After 14 years gone, BP is returning to Northeast Ohio. Not with a landmark skyscraper on Cleveland’s Public Square, but with a modest field office in Warren, within striking distance of its stake in Ohio’s Utica shale. 

BP chief executive Bob Dudley, on a visit to Cleveland Friday morning, said the quiet beginning could mushroom into something huge.  “Who would have thought, 20 years ago, we would be re-investing in (energy) production in Ohio,” Dudley told a gathering of business and civic leaders at the InterContinental Hotel on the campus of the Cleveland Clinic. “Really, we made a new and exciting investment.”

In March, the global energy giant announced it had secured mineral rights to more than 80,000 acres in Trumbull County, surrounding Warren. This morning, Dudley said exploring and testing will soon commence and that BP expects to begin drilling next year.

Moments after his presentation, he told The Plain Dealer he anticipates the operation to result in new jobs and a new corporate presence for London-based BP, which gained its first American foothold in Cleveland a generation ago.

Much will depend upon what seismic surveys and test wells detect in the ancient shale beds, he added. “We’ve got to do the exploring and unlock it,” Dudley said. If BP finds liquid natural gases, as it expects, “the number of jobs will really begin to take off, certainly in the thousands,” he said. “Not just drilling jobs. Jobs in finance, accounting, leasing.”
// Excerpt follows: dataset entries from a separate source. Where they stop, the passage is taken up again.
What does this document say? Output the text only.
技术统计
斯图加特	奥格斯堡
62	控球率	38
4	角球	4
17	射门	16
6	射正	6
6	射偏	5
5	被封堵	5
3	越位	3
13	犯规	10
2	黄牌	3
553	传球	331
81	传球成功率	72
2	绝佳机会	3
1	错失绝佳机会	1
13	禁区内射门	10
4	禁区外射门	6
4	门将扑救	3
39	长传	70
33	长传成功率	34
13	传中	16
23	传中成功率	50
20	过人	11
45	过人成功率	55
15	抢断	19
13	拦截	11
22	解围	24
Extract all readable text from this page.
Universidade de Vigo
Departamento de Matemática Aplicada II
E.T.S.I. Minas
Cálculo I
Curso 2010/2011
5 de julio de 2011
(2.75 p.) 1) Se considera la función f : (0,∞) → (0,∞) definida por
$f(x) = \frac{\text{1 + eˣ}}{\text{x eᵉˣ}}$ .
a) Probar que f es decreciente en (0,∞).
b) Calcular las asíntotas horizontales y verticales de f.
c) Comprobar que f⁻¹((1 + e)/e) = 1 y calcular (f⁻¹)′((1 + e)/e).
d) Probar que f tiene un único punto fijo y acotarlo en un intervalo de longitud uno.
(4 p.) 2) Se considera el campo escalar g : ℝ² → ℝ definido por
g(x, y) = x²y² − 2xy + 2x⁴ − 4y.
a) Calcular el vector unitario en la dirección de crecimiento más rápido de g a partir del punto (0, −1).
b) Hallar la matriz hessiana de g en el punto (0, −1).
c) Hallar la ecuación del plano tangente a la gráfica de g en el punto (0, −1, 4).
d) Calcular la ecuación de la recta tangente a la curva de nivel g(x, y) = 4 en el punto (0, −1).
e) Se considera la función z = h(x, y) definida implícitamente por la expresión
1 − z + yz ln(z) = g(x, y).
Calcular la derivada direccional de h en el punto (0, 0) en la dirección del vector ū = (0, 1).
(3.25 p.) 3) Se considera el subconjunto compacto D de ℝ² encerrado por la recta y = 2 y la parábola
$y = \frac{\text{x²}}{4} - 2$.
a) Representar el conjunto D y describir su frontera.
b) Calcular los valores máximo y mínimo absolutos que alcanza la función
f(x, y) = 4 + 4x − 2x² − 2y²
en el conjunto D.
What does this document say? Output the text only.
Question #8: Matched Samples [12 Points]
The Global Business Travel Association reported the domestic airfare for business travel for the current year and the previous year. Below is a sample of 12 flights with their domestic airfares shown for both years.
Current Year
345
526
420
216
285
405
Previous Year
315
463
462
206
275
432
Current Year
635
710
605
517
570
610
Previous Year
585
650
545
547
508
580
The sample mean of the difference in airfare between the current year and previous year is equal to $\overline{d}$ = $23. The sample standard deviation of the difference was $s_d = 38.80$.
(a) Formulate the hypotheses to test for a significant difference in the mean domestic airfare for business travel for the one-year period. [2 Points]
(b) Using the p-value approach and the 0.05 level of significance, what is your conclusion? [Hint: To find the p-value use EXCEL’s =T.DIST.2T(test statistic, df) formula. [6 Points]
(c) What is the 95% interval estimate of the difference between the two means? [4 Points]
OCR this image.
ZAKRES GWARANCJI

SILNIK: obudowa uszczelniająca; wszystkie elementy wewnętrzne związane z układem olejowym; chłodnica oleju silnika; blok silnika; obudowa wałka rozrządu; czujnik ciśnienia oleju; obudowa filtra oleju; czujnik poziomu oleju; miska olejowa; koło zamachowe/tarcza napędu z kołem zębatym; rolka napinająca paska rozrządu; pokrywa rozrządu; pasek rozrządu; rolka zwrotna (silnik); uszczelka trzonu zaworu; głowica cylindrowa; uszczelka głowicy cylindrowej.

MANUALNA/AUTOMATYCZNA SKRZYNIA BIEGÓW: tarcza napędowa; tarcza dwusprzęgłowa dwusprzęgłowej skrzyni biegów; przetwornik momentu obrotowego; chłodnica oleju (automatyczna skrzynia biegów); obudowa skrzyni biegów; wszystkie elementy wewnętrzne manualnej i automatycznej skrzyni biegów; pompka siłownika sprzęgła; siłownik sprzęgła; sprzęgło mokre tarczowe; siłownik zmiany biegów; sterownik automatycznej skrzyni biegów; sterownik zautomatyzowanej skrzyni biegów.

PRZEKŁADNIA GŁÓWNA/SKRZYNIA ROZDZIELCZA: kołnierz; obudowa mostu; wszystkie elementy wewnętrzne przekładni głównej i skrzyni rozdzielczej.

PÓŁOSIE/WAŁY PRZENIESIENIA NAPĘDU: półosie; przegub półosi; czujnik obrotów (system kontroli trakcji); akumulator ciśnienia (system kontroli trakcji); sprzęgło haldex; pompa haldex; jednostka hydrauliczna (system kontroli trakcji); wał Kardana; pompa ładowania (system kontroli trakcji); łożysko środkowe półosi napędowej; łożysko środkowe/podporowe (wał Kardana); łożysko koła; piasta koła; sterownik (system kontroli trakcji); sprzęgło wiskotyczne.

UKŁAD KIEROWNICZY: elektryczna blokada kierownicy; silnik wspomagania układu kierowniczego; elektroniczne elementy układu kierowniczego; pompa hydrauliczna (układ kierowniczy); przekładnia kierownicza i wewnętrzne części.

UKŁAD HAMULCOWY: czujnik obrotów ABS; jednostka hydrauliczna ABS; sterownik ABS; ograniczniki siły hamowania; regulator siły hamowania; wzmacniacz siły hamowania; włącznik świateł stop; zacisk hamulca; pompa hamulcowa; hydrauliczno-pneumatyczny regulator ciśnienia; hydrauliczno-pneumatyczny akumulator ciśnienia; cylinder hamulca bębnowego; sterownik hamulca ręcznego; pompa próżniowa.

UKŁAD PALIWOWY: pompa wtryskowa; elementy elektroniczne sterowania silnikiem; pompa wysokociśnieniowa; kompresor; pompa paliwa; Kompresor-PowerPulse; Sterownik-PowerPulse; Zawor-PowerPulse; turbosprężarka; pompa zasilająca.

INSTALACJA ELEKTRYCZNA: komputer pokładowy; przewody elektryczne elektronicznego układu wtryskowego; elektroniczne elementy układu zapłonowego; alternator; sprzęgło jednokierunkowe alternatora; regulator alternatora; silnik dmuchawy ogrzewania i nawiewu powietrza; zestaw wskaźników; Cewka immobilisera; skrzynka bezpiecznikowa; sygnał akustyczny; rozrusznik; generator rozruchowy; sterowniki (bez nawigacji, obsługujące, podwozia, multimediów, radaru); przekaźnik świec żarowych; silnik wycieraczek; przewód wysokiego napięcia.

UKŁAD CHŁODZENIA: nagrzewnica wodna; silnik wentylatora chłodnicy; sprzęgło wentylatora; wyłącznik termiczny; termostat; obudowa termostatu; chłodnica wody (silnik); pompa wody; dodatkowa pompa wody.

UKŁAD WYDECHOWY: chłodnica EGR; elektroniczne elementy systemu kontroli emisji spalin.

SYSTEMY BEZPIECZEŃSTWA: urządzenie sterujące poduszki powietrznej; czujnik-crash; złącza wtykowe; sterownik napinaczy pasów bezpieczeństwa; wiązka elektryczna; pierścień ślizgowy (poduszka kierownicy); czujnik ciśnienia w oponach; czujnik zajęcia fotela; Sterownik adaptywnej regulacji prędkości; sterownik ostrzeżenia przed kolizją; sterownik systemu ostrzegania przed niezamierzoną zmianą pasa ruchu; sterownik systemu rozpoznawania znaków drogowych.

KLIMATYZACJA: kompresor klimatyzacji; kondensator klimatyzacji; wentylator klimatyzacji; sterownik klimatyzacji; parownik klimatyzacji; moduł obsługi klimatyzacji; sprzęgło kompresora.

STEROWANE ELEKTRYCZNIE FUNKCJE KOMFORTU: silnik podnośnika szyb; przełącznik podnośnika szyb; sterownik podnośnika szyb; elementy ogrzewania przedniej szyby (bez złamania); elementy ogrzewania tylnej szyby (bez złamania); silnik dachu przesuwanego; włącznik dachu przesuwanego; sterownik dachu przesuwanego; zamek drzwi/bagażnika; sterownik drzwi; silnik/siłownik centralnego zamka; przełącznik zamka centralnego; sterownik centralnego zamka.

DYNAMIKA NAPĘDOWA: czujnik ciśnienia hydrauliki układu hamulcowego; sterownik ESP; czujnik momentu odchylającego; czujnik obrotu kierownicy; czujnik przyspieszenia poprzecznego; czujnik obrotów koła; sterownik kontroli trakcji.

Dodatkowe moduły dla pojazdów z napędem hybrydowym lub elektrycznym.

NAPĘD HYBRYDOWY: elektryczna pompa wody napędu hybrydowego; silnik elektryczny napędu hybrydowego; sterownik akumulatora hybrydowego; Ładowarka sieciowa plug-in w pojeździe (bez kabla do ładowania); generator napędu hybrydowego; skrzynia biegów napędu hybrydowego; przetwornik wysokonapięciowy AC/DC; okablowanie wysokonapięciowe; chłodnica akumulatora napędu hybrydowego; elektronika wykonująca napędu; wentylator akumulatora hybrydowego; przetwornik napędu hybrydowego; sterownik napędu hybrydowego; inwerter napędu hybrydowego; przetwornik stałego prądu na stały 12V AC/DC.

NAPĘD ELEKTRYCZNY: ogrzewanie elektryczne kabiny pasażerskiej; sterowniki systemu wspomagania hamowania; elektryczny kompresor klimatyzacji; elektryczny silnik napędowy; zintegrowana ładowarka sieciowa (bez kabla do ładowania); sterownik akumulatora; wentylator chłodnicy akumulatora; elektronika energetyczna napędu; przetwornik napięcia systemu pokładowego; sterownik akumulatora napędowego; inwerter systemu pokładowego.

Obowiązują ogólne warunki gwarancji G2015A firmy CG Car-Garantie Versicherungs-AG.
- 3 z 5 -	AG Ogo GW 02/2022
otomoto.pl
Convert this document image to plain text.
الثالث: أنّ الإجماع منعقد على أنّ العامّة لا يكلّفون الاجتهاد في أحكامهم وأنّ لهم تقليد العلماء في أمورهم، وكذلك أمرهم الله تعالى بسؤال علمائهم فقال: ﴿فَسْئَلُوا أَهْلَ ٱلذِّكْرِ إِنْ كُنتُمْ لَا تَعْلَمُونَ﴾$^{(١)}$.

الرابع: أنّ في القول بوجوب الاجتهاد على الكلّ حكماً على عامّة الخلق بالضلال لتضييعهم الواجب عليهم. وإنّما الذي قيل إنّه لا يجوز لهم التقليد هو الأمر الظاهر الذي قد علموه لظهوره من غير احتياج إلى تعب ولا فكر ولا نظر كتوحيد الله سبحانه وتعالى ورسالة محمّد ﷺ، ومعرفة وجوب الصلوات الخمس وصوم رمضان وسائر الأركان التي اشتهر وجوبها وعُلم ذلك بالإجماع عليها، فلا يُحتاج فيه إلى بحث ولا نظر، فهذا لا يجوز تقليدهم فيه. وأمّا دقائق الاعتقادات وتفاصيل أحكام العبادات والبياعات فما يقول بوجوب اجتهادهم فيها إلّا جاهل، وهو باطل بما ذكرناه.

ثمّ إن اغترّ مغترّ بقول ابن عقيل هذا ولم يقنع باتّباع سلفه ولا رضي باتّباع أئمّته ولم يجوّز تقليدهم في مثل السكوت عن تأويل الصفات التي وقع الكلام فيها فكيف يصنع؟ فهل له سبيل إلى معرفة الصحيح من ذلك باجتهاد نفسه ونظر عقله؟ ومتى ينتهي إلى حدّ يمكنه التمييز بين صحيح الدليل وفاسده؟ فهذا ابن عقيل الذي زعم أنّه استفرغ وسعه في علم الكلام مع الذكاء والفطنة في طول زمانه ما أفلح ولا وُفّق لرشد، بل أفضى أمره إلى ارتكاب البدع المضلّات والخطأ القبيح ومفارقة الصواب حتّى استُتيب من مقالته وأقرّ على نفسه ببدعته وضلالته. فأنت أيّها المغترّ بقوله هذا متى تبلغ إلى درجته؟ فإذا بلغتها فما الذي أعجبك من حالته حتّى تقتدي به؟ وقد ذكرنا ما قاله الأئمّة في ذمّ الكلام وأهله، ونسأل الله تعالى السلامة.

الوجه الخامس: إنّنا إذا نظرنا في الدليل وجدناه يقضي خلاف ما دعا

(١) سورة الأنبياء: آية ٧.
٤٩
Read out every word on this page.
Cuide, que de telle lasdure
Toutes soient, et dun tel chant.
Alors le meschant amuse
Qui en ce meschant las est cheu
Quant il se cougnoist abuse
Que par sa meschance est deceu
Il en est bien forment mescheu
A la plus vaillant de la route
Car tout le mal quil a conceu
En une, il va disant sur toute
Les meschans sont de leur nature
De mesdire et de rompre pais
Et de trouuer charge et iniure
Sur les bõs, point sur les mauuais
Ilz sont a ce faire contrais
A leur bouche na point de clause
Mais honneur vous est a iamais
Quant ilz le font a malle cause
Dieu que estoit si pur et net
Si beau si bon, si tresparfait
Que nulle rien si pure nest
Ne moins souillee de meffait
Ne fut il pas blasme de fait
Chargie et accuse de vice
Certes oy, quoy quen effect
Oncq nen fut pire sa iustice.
The jobs and gas production remain a subject of speculation, Dudley said during his speech. But BP is excited about the potential of Ohio’s shale gas, he said, and so is he.  “In 2009, I was skeptical of the shale revolution,” said Dudley, a Chicago native and BP’s first American-born CEO. “I’m now convinced the U.S. has enormous reserves of natural gas.” He said energy companies will be coming to Ohio for its natural gas liquids, especially ethane, the feedstock for plastics. “It will enable all kinds of industry,” he said. “The reason I like the Utica shale is because dry gas is becoming uneconomic because prices are so low. People are looking for formations with liquid and that’s what I like about the formations in Ohio. That’s why I’m excited about it. It’s going to take some time to find out.”

Dudley appeared as part of the Business Leaders Series of the City Club of Cleveland. He flew in from Houston and is on his way to Columbus to meet the governor.